Grantville, a small city south of Atlanta, has approved a proposal to make their four-day work week schedule permanent for city workers after completing a successful trial period that began in October 2015. City Manager Al Grieshaber states that he initially proposed "The Four Day Work Week," as he formally calls the city's employee schedule, as "an incentive for city employees who receive few benefits and no longer have access to a retirement plan."
Grieshaber says that the idea evolved after reading a study of top workplaces and books like "Good to Great," which shows that four-day work weeks significantly improve morale and increase employee engagement.
Since previous administrations had deemed an employee retirement plan too expensive and health costs too high for any adjustments, Grieshaber began searching for a type of benefit that wouldn't pull from the city's general fund or impact customer service to their residents.
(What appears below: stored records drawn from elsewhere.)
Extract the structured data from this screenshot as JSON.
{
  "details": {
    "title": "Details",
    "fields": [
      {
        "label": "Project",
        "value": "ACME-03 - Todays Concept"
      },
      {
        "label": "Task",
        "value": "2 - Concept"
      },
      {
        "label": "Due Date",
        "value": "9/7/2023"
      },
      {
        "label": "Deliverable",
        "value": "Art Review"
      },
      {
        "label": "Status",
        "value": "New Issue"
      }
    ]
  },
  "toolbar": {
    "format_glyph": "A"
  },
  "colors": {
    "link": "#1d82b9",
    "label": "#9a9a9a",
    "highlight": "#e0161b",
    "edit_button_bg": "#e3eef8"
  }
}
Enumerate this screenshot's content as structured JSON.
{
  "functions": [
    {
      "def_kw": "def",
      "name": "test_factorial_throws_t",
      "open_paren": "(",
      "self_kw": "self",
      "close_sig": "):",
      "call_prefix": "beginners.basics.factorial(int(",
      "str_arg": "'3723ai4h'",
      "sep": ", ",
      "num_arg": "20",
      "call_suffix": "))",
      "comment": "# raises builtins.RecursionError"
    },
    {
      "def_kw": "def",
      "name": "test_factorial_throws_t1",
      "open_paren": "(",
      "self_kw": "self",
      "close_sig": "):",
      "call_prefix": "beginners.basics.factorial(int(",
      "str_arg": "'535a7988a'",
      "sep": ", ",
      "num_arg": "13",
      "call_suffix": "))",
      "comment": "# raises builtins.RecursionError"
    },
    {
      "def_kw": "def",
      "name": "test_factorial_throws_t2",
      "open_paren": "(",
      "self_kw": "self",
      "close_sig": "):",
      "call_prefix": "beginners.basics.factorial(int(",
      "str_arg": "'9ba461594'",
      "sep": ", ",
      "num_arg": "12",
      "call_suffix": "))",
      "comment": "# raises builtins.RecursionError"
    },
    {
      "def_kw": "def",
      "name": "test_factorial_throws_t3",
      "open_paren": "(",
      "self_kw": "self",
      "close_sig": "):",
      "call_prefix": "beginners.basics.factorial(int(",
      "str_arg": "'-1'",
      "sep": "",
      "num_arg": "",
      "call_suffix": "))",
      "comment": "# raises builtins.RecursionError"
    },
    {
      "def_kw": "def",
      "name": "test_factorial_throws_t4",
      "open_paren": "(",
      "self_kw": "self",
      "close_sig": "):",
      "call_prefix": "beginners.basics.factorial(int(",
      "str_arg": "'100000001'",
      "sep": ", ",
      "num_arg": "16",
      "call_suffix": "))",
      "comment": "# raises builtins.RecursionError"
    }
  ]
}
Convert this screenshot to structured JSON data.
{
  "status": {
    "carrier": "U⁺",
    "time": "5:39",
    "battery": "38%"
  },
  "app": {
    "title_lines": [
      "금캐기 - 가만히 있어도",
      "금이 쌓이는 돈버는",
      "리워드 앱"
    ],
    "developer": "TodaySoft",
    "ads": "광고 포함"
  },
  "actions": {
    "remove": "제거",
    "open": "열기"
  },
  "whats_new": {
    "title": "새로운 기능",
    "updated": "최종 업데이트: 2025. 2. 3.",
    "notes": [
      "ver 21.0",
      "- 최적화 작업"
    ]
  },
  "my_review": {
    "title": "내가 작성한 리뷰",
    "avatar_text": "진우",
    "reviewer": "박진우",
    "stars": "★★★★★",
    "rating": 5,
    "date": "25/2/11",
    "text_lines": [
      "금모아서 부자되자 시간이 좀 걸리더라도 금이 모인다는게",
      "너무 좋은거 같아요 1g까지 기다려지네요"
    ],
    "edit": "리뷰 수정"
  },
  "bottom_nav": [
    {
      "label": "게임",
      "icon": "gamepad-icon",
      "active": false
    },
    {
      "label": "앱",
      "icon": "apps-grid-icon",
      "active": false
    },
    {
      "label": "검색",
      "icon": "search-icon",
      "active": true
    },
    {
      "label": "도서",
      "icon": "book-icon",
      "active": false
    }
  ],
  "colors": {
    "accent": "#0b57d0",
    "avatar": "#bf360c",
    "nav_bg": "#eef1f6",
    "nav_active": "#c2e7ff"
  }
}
While there was initially some skepticism from residents and former elected officials, the mayor and city council approved a 90-day trial period, which was later extended to 180 days. Not only did the trial period show "The Four Day Work Week" improved work performance and cut employee overtime, it revealed an added benefit for city residents. Since residents were given more time to pay their utility bills, service disconnects for late payments were reduced by eleven per month and fewer individuals were added to the cut-off list.
Althoughsome municipalities in Florida are using four-day work weeks, Grantville is currently the only municipality in the state of Georgia that has one. Grieshaber says there are government organizations watching them, however, so "The Four Day Work Week" could one day soon become commonplace in other cities as well.